PEDOMANRAKYAT, MAKASSAR - Program makan gratis bagi siswa SD yang dicanangkan Presiden Prabowo kini menuai sorotan tajam di Kota Makassar. Sejumlah orang tua murid di SD Tamamaung Panakkukang mempertanyakan kualitas menu yang belakangan dinilai menurun, baik dari segi kuantitas maupun gizi.
Padahal, sejak awal program diluncurkan, anak-anak sekolah disebut sangat antusias karena menu makanan dinilai layak dan memuaskan. Namun, kondisi itu berubah dalam beberapa pekan terakhir sehingga menimbulkan tanda tanya di kalangan orang tua.
Salah seorang ibu murid mengungkapkan, "Awalnya memang bagus, anak-anak senang dan cukup kenyang. Tapi sekarang porsinya makin sedikit, rasanya juga tidak seperti dulu." Keluhan serupa juga diungkapkan orang tua lain yang menilai kualitas program kian merosot.
Ketika dikonfirmasi, mitra Badan Gizi Nasional (BGN), H.M. Arifin Gassing, membenarkan adanya perubahan tersebut. Ia mengaku hal itu mengikuti arahan langsung dari Satuan Pelayanan Pemenuhan Gizi (SPPG) Makassar yang membatasi belanja hanya Rp6.500 per anak.
Pernyataan itu jelas bertolak belakang dengan arahan Presiden, yang disebut Arifin berada pada kisaran Rp8.000 hingga Rp10.000 per anak. "Saya juga tidak mengerti kenapa harus Rp6.500. Padahal jelas petunjuk Presiden lebih besar dari itu," ungkapnya.
Lebih jauh, Arifin mengaku sudah mengeluarkan modal lebih dari Rp1 miliar untuk membangun dapur dan menopang penyediaan makanan selama hampir tiga bulan. Kini, pengadaan operasional dikendalikan penuh lewat sistem Virtual Account oleh SPPG.
Ia bahkan mengaku ditekan untuk mencari bahan makanan dengan harga jauh lebih murah dari pemasok. “Saya diminta cari suplier yang lebih murah, padahal kualitas makanan untuk anak-anak tidak boleh ditawar,” tambahnya.

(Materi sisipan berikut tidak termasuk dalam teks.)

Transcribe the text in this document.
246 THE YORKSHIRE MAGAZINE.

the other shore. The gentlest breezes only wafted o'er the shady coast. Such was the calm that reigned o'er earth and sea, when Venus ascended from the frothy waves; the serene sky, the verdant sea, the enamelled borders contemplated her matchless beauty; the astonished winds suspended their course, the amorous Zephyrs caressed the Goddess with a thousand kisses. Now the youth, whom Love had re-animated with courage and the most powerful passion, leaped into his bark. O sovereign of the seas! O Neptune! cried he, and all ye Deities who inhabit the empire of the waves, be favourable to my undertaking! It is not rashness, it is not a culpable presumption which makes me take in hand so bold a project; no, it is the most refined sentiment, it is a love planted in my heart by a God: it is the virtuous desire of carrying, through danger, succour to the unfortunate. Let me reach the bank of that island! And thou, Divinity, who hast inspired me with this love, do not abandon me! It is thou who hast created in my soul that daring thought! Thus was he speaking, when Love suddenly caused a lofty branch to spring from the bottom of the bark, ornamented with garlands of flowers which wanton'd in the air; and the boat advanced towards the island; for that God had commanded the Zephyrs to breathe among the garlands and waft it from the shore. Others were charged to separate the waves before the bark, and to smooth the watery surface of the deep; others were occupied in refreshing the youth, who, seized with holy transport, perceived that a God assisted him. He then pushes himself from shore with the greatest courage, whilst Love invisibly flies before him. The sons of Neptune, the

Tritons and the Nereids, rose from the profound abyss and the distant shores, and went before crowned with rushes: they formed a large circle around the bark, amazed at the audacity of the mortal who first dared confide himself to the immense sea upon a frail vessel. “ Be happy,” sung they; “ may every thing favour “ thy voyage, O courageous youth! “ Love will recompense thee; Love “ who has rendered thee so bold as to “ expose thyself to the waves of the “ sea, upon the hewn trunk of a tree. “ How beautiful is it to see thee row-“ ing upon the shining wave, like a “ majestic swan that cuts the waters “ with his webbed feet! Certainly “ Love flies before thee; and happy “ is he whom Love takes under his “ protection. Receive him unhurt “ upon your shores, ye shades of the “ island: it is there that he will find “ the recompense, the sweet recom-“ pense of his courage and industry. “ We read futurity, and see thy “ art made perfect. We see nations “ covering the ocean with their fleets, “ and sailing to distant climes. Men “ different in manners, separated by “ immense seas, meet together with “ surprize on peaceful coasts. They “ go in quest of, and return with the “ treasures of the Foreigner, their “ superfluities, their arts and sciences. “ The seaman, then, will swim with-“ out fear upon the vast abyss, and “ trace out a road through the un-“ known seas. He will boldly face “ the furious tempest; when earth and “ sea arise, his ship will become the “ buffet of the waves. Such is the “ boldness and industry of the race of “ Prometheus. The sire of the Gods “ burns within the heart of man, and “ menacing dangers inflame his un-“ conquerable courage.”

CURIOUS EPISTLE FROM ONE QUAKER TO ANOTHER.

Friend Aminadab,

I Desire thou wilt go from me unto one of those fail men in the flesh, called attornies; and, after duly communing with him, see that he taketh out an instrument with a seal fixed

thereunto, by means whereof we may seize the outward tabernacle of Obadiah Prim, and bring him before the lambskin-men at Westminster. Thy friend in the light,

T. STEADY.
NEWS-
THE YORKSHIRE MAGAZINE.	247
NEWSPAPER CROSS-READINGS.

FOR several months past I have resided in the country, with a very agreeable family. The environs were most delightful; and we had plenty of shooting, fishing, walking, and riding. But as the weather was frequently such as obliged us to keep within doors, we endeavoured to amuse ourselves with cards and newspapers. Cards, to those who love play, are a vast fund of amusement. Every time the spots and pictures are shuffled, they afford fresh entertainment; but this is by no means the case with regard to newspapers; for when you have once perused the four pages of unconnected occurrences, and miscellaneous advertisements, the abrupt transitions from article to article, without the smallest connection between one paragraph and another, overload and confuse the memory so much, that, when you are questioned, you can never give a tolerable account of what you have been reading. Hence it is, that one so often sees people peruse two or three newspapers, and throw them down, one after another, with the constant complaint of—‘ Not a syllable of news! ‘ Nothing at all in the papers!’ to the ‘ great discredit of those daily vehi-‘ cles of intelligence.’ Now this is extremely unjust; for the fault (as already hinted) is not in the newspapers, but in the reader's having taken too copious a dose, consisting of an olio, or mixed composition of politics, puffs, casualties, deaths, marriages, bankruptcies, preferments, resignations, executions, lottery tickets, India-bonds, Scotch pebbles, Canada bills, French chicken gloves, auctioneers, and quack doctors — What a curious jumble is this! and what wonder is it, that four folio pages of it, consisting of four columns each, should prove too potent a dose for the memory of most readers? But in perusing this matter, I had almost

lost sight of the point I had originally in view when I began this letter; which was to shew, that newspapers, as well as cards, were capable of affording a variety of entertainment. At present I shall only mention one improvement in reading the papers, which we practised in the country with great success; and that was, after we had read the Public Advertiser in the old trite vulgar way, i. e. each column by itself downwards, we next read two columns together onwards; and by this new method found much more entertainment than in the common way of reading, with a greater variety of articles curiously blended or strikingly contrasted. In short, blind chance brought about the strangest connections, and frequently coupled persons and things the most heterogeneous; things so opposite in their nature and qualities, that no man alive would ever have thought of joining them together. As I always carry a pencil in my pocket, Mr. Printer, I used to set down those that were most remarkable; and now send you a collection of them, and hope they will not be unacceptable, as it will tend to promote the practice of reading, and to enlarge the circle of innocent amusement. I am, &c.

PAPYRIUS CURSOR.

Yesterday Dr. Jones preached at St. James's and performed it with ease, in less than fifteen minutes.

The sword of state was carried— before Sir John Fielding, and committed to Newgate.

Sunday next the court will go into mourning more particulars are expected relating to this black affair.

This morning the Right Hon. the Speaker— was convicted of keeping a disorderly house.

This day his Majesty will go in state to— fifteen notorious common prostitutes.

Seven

Situasi ini menimbulkan dugaan adanya praktik tidak sehat di balik mekanisme pengadaan. Ketua LSM Lantiknal, Ismail Situru, SH, menilai terlalu jauh jika SPPG ikut menentukan jalur pemasok. “Patut diduga ada oknum yang ingin bermain untuk kepentingan pribadi. Kami akan investigasi lebih dalam,” tegasnya.
Kritik ini seharusnya menjadi alarm bagi BGN dan pemerintah pusat. Anak-anak sekolah tidak boleh menjadi korban akibat kebijakan teknis yang tidak transparan, apalagi jika ada indikasi penyimpangan anggaran. Program prioritas Presiden jangan sampai rusak di tingkat pelaksana.
Hingga berita ini diterbitkan, pihak SPPG Panakkukang belum dapat dikonfirmasi. Telepon wartawan tidak diangkat, menambah panjang daftar pertanyaan publik soal transparansi dan keseriusan dalam menjalankan program makan gratis bagi anak-anak bangsa.